FearU.K. Government Has “Terrorized” Britons into Believing Coronavirus Will Kill Them, Says Adviser

Published 8 May 2020

The Government’s coronavirus warnings have “effectively terrorised” Britons “into believing that this is a disease that is going to kill you” even though most those infected will not be hospitalized, one of its advisers has warned. Christopher Hope writes in The Telegraph that Professor Robert Dingwall also said that “Eighty per cent of the people who get this infection will never need to go near a hospital. The ones who do go to hospital because they are quite seriously ill, most of them will come out alive – even those who go into intensive care. We have completely lost sight of that in the obsession with deaths.”

The Government’s coronavirus warnings have “effectively terrorised” Britons “into believing that this is a disease that is going to kill you” even though most those infected will not be hospitalized, one of its advisers has warned. Christopher Hope writes in The Telegraph that Professor Robert Dingwall also told Friday’s Chopper’s Politics podcast – which you can listen to on the player below – that the government should let people come within 1.5 meters of each other inside and outside as part of measures to ease the lockdown.

Hope continues:

Speaking in a personal capacity, he said: “We have this very strong message which has effectively terrorized the population into believing that this is a disease that is going to kill you.
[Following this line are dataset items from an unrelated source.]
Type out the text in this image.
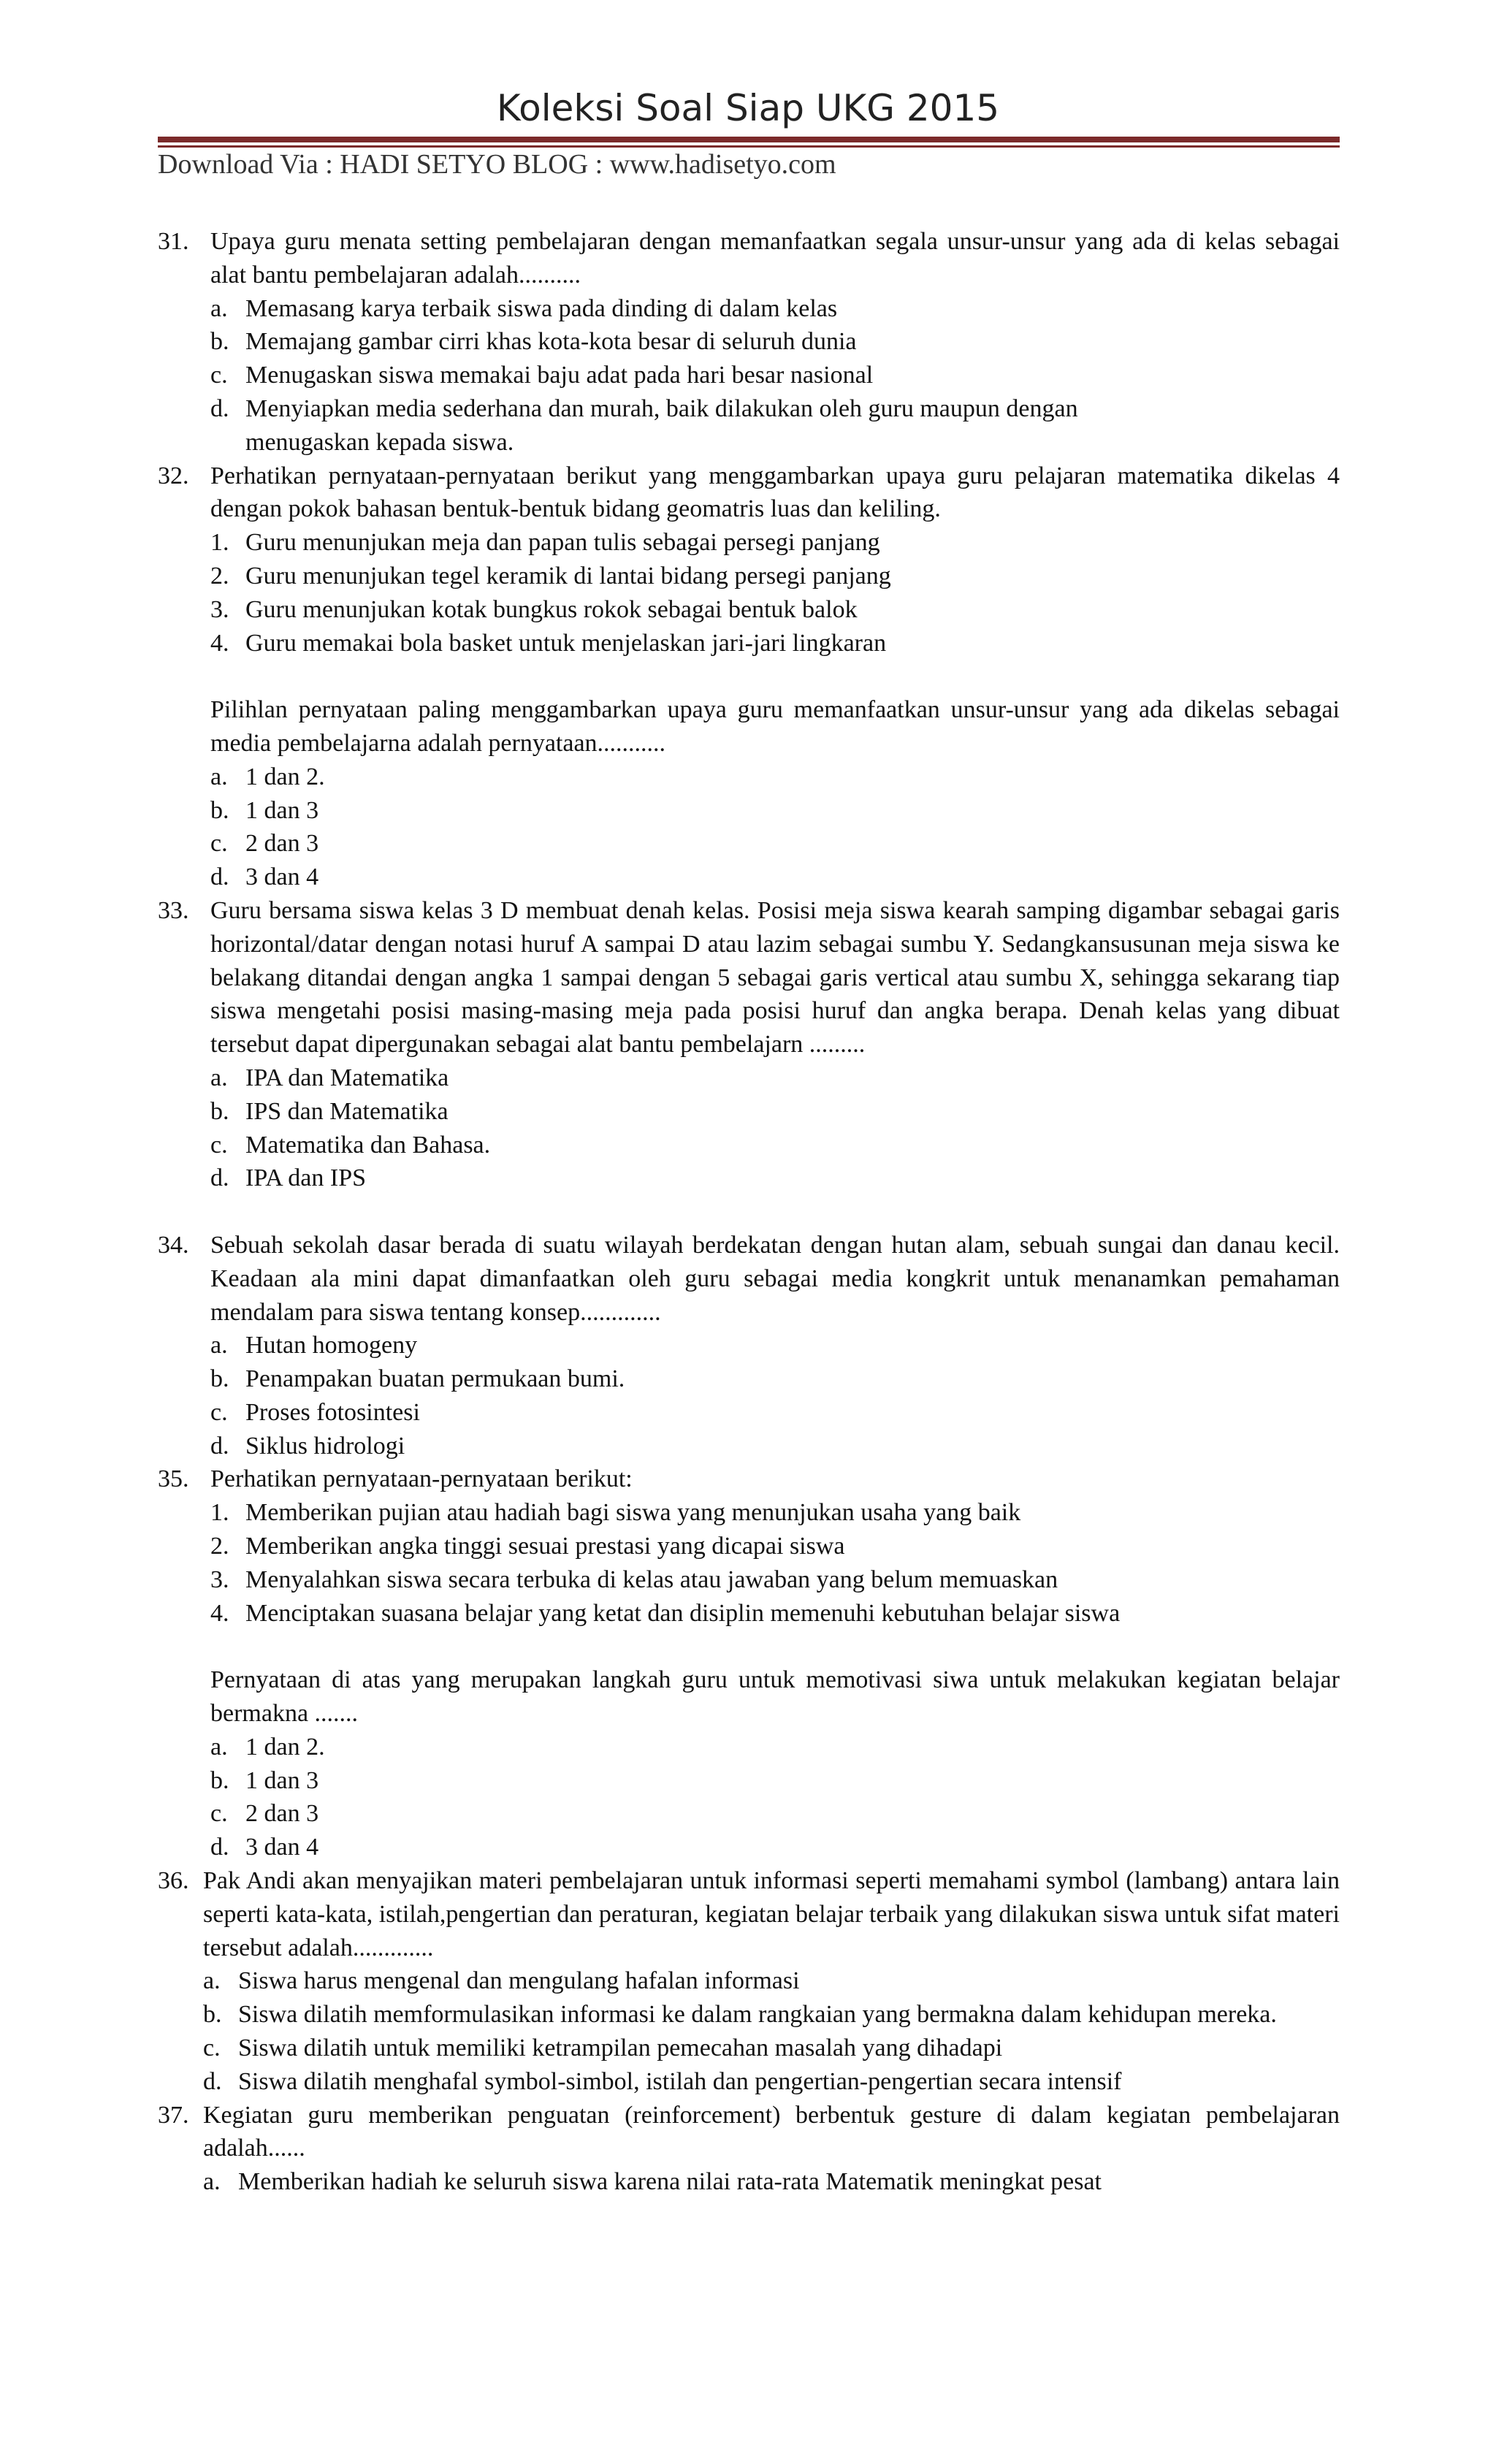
Koleksi Soal Siap UKG 2015
Download Via : HADI SETYO BLOG : www.hadisetyo.com
31. Upaya guru menata setting pembelajaran dengan memanfaatkan segala unsur-unsur yang ada di kelas sebagai alat bantu pembelajaran adalah..........
a. Memasang karya terbaik siswa pada dinding di dalam kelas
b. Memajang gambar cirri khas kota-kota besar di seluruh dunia
c. Menugaskan siswa memakai baju adat pada hari besar nasional
d. Menyiapkan media sederhana dan murah, baik dilakukan oleh guru maupun dengan menugaskan kepada siswa.
32. Perhatikan pernyataan-pernyataan berikut yang menggambarkan upaya guru pelajaran matematika dikelas 4 dengan pokok bahasan bentuk-bentuk bidang geomatris luas dan keliling.
1. Guru menunjukan meja dan papan tulis sebagai persegi panjang
2. Guru menunjukan tegel keramik di lantai bidang persegi panjang
3. Guru menunjukan kotak bungkus rokok sebagai bentuk balok
4. Guru memakai bola basket untuk menjelaskan jari-jari lingkaran
Pilihlan pernyataan paling menggambarkan upaya guru memanfaatkan unsur-unsur yang ada dikelas sebagai media pembelajarna adalah pernyataan...........
a. 1 dan 2.
b. 1 dan 3
c. 2 dan 3
d. 3 dan 4
33. Guru bersama siswa kelas 3 D membuat denah kelas. Posisi meja siswa kearah samping digambar sebagai garis horizontal/datar dengan notasi huruf A sampai D atau lazim sebagai sumbu Y. Sedangkansusunan meja siswa ke belakang ditandai dengan angka 1 sampai dengan 5 sebagai garis vertical atau sumbu X, sehingga sekarang tiap siswa mengetahi posisi masing-masing meja pada posisi huruf dan angka berapa. Denah kelas yang dibuat tersebut dapat dipergunakan sebagai alat bantu pembelajarn .........
a. IPA dan Matematika
b. IPS dan Matematika
c. Matematika dan Bahasa.
d. IPA dan IPS
34. Sebuah sekolah dasar berada di suatu wilayah berdekatan dengan hutan alam, sebuah sungai dan danau kecil. Keadaan ala mini dapat dimanfaatkan oleh guru sebagai media kongkrit untuk menanamkan pemahaman mendalam para siswa tentang konsep.............
a. Hutan homogeny
b. Penampakan buatan permukaan bumi.
c. Proses fotosintesi
d. Siklus hidrologi
35. Perhatikan pernyataan-pernyataan berikut:
1. Memberikan pujian atau hadiah bagi siswa yang menunjukan usaha yang baik
2. Memberikan angka tinggi sesuai prestasi yang dicapai siswa
3. Menyalahkan siswa secara terbuka di kelas atau jawaban yang belum memuaskan
4. Menciptakan suasana belajar yang ketat dan disiplin memenuhi kebutuhan belajar siswa
Pernyataan di atas yang merupakan langkah guru untuk memotivasi siwa untuk melakukan kegiatan belajar bermakna .......
a. 1 dan 2.
b. 1 dan 3
c. 2 dan 3
d. 3 dan 4
36. Pak Andi akan menyajikan materi pembelajaran untuk informasi seperti memahami symbol (lambang) antara lain seperti kata-kata, istilah,pengertian dan peraturan, kegiatan belajar terbaik yang dilakukan siswa untuk sifat materi tersebut adalah.............
a. Siswa harus mengenal dan mengulang hafalan informasi
b. Siswa dilatih memformulasikan informasi ke dalam rangkaian yang bermakna dalam kehidupan mereka.
c. Siswa dilatih untuk memiliki ketrampilan pemecahan masalah yang dihadapi
d. Siswa dilatih menghafal symbol-simbol, istilah dan pengertian-pengertian secara intensif
37. Kegiatan guru memberikan penguatan (reinforcement) berbentuk gesture di dalam kegiatan pembelajaran adalah......
a. Memberikan hadiah ke seluruh siswa karena nilai rata-rata Matematik meningkat pesat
And mostly, it isn’t.

Eighty per cent of the people who get this infection will never need to go near a hospital. The ones who do go to hospital because they are quite seriously ill, most of them will come out alive – even those who go into intensive care.

We have completely lost sight of that in the obsession with deaths, the human interest stories about deaths, the international comparisons about death rates, the opportunities for intrepid television journalists to put on lots of PPE and go into high tech where people are acutely ill. 

All of that helps to create this climate of fear, and I am not surprised in a sense that the Government might take a rather cautious approach to try to unlock the lockdown, simply because they would really be nervous that if they pushed it too quickly it would like giving a party and nobody came.”